Alte „Geldreserven“ für Stiftungskapital gesucht

Stiftung „Hattersheim evangelisch“ hofft, über Spenden in Form ehemaliger Währung den Etat erhöhen zu können

Die Stiftung „Hattersheim evangelisch“ sammelt DM zur Erhöhung des Stiftungskapitals – Gemeindepädagogin Johanna Kaus, Stiftungsrats- und Kirchenvorstandsmitglied Dietrich Muth, Stiftungsratsvorsitzender Hans-Eberhardt Hildebrandt und Krippenleiterin Daniela Schneider (von links) freuen sich über jeden Pfennig!?(Foto: A. Kreusch)

 

HATTERSHEIM (ak) – Seit 2009 gibt es nun die Stiftung „Hattersheim evangelisch“. Sie wurde gegründet, um Projekte der Hattersheimer evangelischen Kirchengemeinde zu unterstützen: Für die Jugend- und die Seniorenarbeit bleibt im Etat der Gemeinde nicht genug übrig. „Der Rückfluss der Kirchensteuer an die Gemeinden orientiert sich an den Mitgliederzahlen und ist unabhängig von der Lage vor Ort – dadurch haben die Gemeinden sehr unterschiedliche Möglichkeiten“, erklärt der Initiator von „Hattersheim evangelisch“, Stiftungsvorstand Hans-Eberhardt Hildebrandt. „Auch aus dem Sozialbericht des Main-Taunus-Kreises geht hervor, dass eigentlich in Hattersheim Schwerpunktarbeiten geleistet werden!“

 

Nicht nur die rückläufige Mitgliederentwicklung (trotz enormen Zuzuges nach Hattersheim hat sich die Zahl der Gemeindemitglieder seit 2003 von damals 3.390 auf heute 3.100 verringert) schmälert den Etat der Gemeinde, sondern auch die jährliche „Neubemessung“ des Rückflusses durch die Kirche ist ein „Unsicherheitsfaktor“ für die finanziellen Möglichkeiten der Gemeinde: „Es kann durchaus sein, dass man uns „von oben“ im nächsten Jahr einige Euro weniger zugesteht pro Gemeindemitglied – und aus diesen Mitteln muss die Gemeinde alle ihre Kosten decken: von der Sekretärin über die Gebäudeerhaltung bis zur Briefmarke, nur der Pfarrer selbst muss nicht davon bezahlt werden.

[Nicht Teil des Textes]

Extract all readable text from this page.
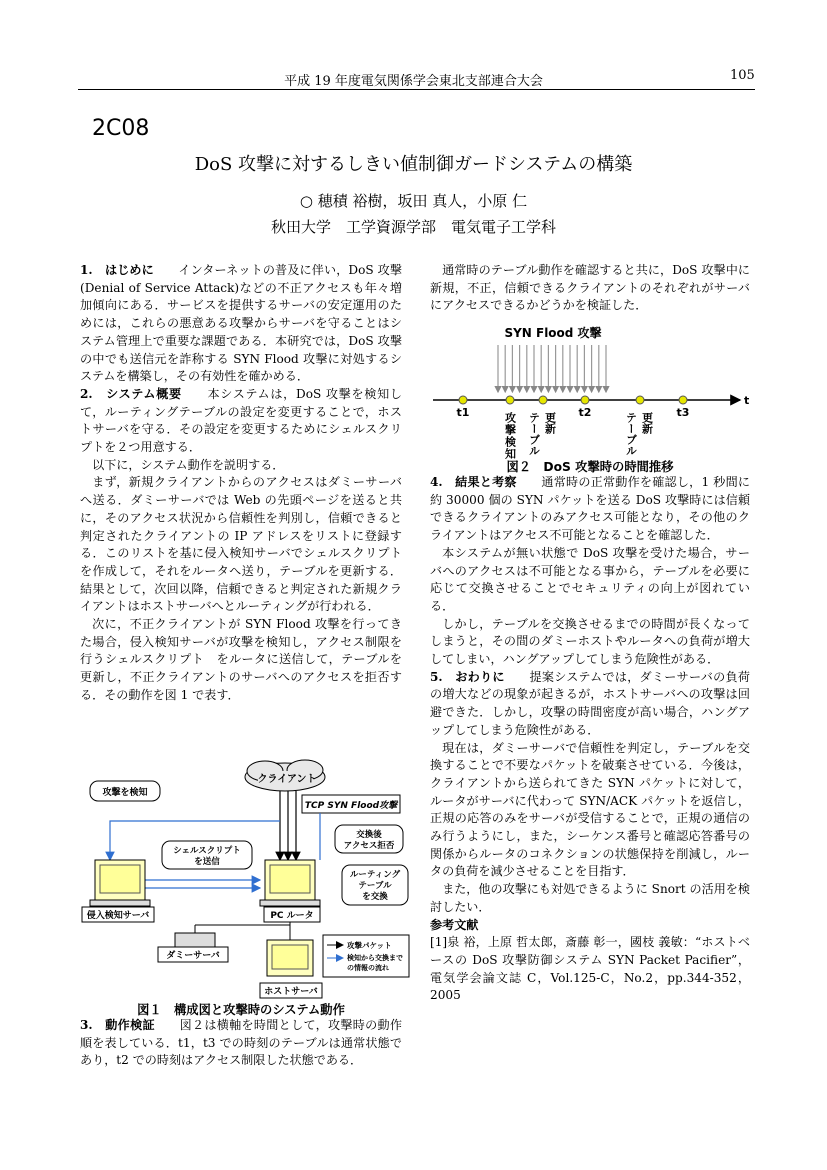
平成 19 年度電気関係学会東北支部連合大会	105
2C08
DoS 攻撃に対するしきい値制御ガードシステムの構築
○ 穂積 裕樹，坂田 真人，小原 仁
秋田大学　工学資源学部　電気電子工学科

1.　はじめに　　インターネットの普及に伴い，DoS 攻撃(Denial of Service Attack)などの不正アクセスも年々増加傾向にある．サービスを提供するサーバの安定運用のためには，これらの悪意ある攻撃からサーバを守ることはシステム管理上で重要な課題である．本研究では，DoS 攻撃の中でも送信元を詐称する SYN Flood 攻撃に対処するシステムを構築し，その有効性を確かめる．

2.　システム概要　　本システムは，DoS 攻撃を検知して，ルーティングテーブルの設定を変更することで，ホストサーバを守る．その設定を変更するためにシェルスクリプトを２つ用意する．

以下に，システム動作を説明する．

まず，新規クライアントからのアクセスはダミーサーバへ送る．ダミーサーバでは Web の先頭ページを送ると共に，そのアクセス状況から信頼性を判別し，信頼できると判定されたクライアントの IP アドレスをリストに登録する．このリストを基に侵入検知サーバでシェルスクリプト　を作成して，それをルータへ送り，テーブルを更新する．結果として，次回以降，信頼できると判定された新規クライアントはホストサーバへとルーティングが行われる．

次に，不正クライアントが SYN Flood 攻撃を行ってきた場合，侵入検知サーバが攻撃を検知し，アクセス制限を行うシェルスクリプト　をルータに送信して，テーブルを更新し，不正クライアントのサーバへのアクセスを拒否する．その動作を図 1 で表す．

クライアント
攻撃を検知
TCP SYN Flood攻撃
交換後
アクセス拒否
シェルスクリプト
を送信
ルーティング
テーブル
を交換
侵入検知サーバ	PC ルータ
ダミーサーバ
ホストサーバ
攻撃パケット
検知から交換まで
の情報の流れ
図１　構成図と攻撃時のシステム動作

3.　動作検証　　図２は横軸を時間として，攻撃時の動作順を表している．t1，t3 での時刻のテーブルは通常状態であり，t2 での時刻はアクセス制限した状態である．

通常時のテーブル動作を確認すると共に，DoS 攻撃中に新規，不正，信頼できるクライアントのそれぞれがサーバにアクセスできるかどうかを検証した．

SYN Flood 攻撃
t
t1	t2	t3
攻撃検知 テーブル 更新	テーブル 更新
図２　DoS 攻撃時の時間推移

4.　結果と考察　　通常時の正常動作を確認し，1 秒間に約 30000 個の SYN パケットを送る DoS 攻撃時には信頼できるクライアントのみアクセス可能となり，その他のクライアントはアクセス不可能となることを確認した．

本システムが無い状態で DoS 攻撃を受けた場合，サーバへのアクセスは不可能となる事から，テーブルを必要に応じて交換させることでセキュリティの向上が図れている．

しかし，テーブルを交換させるまでの時間が長くなってしまうと，その間のダミーホストやルータへの負荷が増大してしまい，ハングアップしてしまう危険性がある．

5.　おわりに　　提案システムでは，ダミーサーバの負荷の増大などの現象が起きるが，ホストサーバへの攻撃は回避できた．しかし，攻撃の時間密度が高い場合，ハングアップしてしまう危険性がある．

現在は，ダミーサーバで信頼性を判定し，テーブルを交換することで不要なパケットを破棄させている．今後は，クライアントから送られてきた SYN パケットに対して，ルータがサーバに代わって SYN/ACK パケットを返信し，正規の応答のみをサーバが受信することで，正規の通信のみ行うようにし，また，シーケンス番号と確認応答番号の関係からルータのコネクションの状態保持を削減し，ルータの負荷を減少させることを目指す．

また，他の攻撃にも対処できるように Snort の活用を検討したい．

参考文献

[1]泉 裕，上原 哲太郎，斎藤 彰一，國枝 義敏：“ホストベースの DoS 攻撃防御システム SYN Packet Pacifier”，電気学会論文誌 C，Vol.125-C，No.2，pp.344-352，2005
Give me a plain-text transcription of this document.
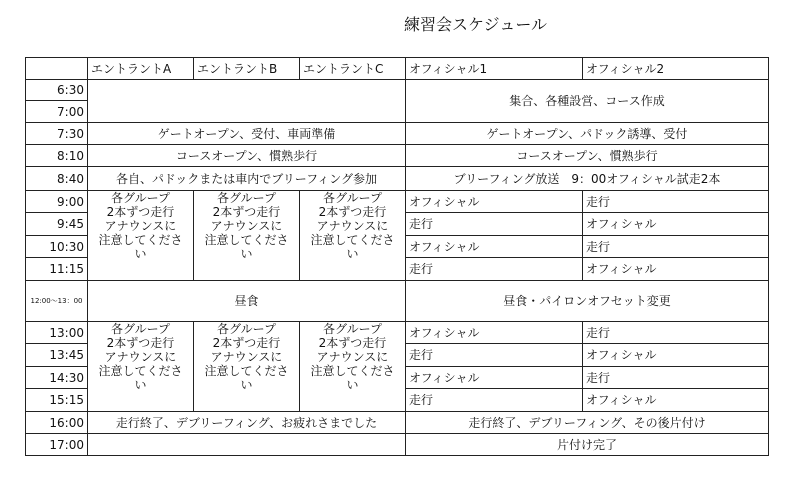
練習会スケジュール
	エントラントA	エントラントB	エントラントC	オフィシャル1	オフィシャル2
6:30				集合、各種設営、コース作成	
7:00					
7:30	ゲートオープン、受付、車両準備			ゲートオープン、パドック誘導、受付	
8:10	コースオープン、慣熟歩行			コースオープン、慣熟歩行	
8:40	各自、パドックまたは車内でブリーフィング参加			ブリーフィング放送　9：00オフィシャル試走2本	
9:00	各グループ
2本ずつ走行
アナウンスに
注意してくださ
い	各グループ
2本ずつ走行
アナウンスに
注意してくださ
い	各グループ
2本ずつ走行
アナウンスに
注意してくださ
い	オフィシャル	走行
9:45				走行	オフィシャル
10:30				オフィシャル	走行
11:15				走行	オフィシャル
12:00〜13：00	昼食			昼食・パイロンオフセット変更	
13:00	各グループ
2本ずつ走行
アナウンスに
注意してくださ
い	各グループ
2本ずつ走行
アナウンスに
注意してくださ
い	各グループ
2本ずつ走行
アナウンスに
注意してくださ
い	オフィシャル	走行
13:45				走行	オフィシャル
14:30				オフィシャル	走行
15:15				走行	オフィシャル
16:00	走行終了、デブリーフィング、お疲れさまでした			走行終了、デブリーフィング、その後片付け	
17:00				片付け完了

Die fixen Kosten steigen, Mitgliederzahlen sinken, für Dinge, die einem am Herzen liegen, bleibt da aus dem normalen Etat nichts mehr übrig“, weiß Hildebrandt.

Kirchenaustritte im Trend
Dass der Ruf der Kirchen in der letzten Zeit etwas gelitten hat, trifft die Gemeindearbeit da genauso wie die Einspar- beziehungsweise Sparwut der Menschen, Hildebrandt ist sich da ziemlich sicher: Während die einen keine Kirchensteuer auf ihre Kapitalerträge bezahlen wollen (obwohl das schon immer Pflicht war – früher über die Steuererklärung, nun aber „automatisiert“ und in den Medien daher noch einmal sehr hervorgehoben und diskutiert), bekommen auch viele Bauherren oder die Erwerber von Immobilien heute schon bei der Finanzierungsberatung den Tipp, doch „einfach“ die Kirchensteuer einzusparen und aus der Kirche auszutreten. Das könnte einer der Gründe dafür sein, dass der Anstieg der Einwohnerzahlen in Hattersheim sich nicht spürbar positiv auf die Anzahl der Gemeindemitglieder auswirkt.
Die Stiftung soll der Gemeinde da helfen: Mit 100.000 Euro als Anfangskapitalstock aus den Mitteln der Gemeinde gegründet, hat sie mittlerweile ein Grundkapital von 170.000 Euro erreicht, sie wirft momentan 8.000 Euro Zinsen im Jahr ab. Das Stiftungskapital muss unangetastet bleiben – je höher es wird, desto mehr Zinsen wird es abwerfen. „Die Stiftung ist keine Augenblicksangelegenheit, sie ist in die Zukunft gerichtet“, erklärt der Vorsitzende des Stiftungsrates. „Wir freuen uns über jede Spende, die ihr zufließt und das Grundkapital erhöht – auch Vermächtnisse können ihr zukommen, etwa von Menschen, die ihr Erbe nicht einfach an den Staat fallen lassen möchten, sondern die Gewissheit haben wollen, dass es etwas Gutes bewirkt.“ Er selbst hat an seinem 80. Geburtstag seine Gratulanten gebeten, anstatt Geschenke für ihn zu kaufen, etwas für die Stiftung zu spenden.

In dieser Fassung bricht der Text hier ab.